Helping youth appreciate nature.

The Canyon Environments Education Program at Gateway Ranch introduces Redlands' young people to nature.

Years ago, sociologists identified nature deprivation syndrome as a real condition, with children and adults suffering from lack of the calming connection they can get from the natural world. Cell phones, computers, commuting, tight schedules all interfered with people breathing fresh air, hearing silence, walking along a creek and witnessing firsthand the cycle of life.

Redlands Conservancy has the antidote for this lack of nature connection: Redlands Gateway Ranch in Live Oak Canyon.  

More and more Redlands residents and visitors are discovering the ranch. Situated at the nexus between rural trails in Redlands and 10,000 acres of undeveloped conserved open space in Riverside County, the 12-acre ranch leased by Redlands Conservancy is already a literal gateway for trail users to access approximately 20 miles of trails.

It is becoming much more than a staging site for hikers, cyclists and equestrians, however.  Under the conservancy’s management, it is also becoming an outdoor education and activity center and a native plant demonstration garden.  

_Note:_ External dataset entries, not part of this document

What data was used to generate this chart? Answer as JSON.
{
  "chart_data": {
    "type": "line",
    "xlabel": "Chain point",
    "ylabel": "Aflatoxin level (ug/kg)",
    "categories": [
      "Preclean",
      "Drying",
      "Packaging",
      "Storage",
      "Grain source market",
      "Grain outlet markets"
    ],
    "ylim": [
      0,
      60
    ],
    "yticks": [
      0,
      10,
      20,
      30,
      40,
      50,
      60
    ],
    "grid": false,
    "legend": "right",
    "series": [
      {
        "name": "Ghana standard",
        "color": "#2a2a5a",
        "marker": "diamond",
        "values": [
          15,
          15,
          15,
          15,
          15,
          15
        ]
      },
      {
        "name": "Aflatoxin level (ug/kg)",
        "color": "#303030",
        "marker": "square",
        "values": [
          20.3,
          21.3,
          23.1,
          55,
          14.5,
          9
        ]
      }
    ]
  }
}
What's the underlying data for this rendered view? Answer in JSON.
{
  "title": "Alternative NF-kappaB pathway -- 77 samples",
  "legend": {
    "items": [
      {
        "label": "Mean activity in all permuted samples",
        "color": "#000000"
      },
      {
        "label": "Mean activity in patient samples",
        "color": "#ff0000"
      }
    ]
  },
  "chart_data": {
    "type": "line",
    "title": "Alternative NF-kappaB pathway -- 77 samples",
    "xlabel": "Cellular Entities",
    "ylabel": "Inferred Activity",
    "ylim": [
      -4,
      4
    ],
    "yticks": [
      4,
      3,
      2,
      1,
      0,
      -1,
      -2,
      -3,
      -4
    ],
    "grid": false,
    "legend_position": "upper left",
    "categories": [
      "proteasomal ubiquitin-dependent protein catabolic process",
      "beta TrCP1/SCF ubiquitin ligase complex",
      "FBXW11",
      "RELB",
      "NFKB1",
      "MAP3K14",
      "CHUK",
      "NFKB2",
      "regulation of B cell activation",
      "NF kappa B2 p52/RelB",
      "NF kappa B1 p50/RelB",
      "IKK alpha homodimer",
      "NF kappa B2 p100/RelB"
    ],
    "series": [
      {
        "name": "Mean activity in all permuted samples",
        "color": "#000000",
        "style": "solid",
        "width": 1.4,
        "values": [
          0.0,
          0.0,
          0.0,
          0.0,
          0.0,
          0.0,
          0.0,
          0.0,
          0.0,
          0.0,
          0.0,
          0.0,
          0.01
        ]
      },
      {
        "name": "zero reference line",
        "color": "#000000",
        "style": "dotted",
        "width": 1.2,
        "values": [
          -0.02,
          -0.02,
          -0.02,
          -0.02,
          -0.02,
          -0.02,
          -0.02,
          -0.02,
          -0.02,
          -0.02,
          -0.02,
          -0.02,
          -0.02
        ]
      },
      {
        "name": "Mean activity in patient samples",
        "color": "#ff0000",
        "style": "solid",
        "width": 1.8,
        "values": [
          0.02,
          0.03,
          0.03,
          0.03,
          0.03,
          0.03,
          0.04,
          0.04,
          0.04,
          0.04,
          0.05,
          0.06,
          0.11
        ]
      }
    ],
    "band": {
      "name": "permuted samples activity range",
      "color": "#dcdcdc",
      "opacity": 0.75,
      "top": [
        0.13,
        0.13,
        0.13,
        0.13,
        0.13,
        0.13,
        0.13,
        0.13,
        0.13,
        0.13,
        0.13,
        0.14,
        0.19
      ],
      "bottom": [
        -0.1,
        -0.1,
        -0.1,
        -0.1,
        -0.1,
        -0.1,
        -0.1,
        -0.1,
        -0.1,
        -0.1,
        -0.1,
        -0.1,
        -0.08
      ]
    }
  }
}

To realize the ranch’s potential, the conservancy is launching Stage 2 of the fund-raising Drive to the Finish with the goal to raise the final $98,068 needed of the original $225,000 project goal.  

“The original goal included funding to restore the old ranch house for a caretaker’s residence, and to bring all electrical and plumbing throughout the campus up to city code,” said Sherli Leonard, Redlands Conservancy executive director. “We accomplished that, and now we need to finish the barn for outdoor education activities, the backyard patio for public gatherings and the irrigation system for the Gateway Garden.”

According to the conservancy, Gateway Ranch is and will be a haven for anyone who needs a dose of nature.  For cyclists, hikers and equestrians, the ranch gives access to 20 miles of single-track trails and historic jeep roads for safe trekking, free from danger of mixing with motorized vehicles. For birders, trail access will take them closer to an unfettered display of avian fauna and a finished barn will provide them a schedule of nature workshops with experts who know every bird song. For gardeners, the ranch’s native plant nursery gives a place to dig in the dirt and work with experts who teach how to use native plants for landscaping. For children, the ranch offers workshops and experiences with the natural world.

“Making all this happen depends on a successful Stage 2 campaign,” said Leonard. “We need to build that fourth wall of the barn, build the watering hole, and irrigate the Gateway Garden.”

“No donation is too small – or too large!” said Kathy Behrens, conservancy membership chairwoman. “We need 4,950 donations of $20 each, or 990 donations of $100 each or just one donation of $98,068. Everyone can help — at any level. It simply costs money to create a center that everyone can use for free any time they want. That’s why we’ve launched this campaign.”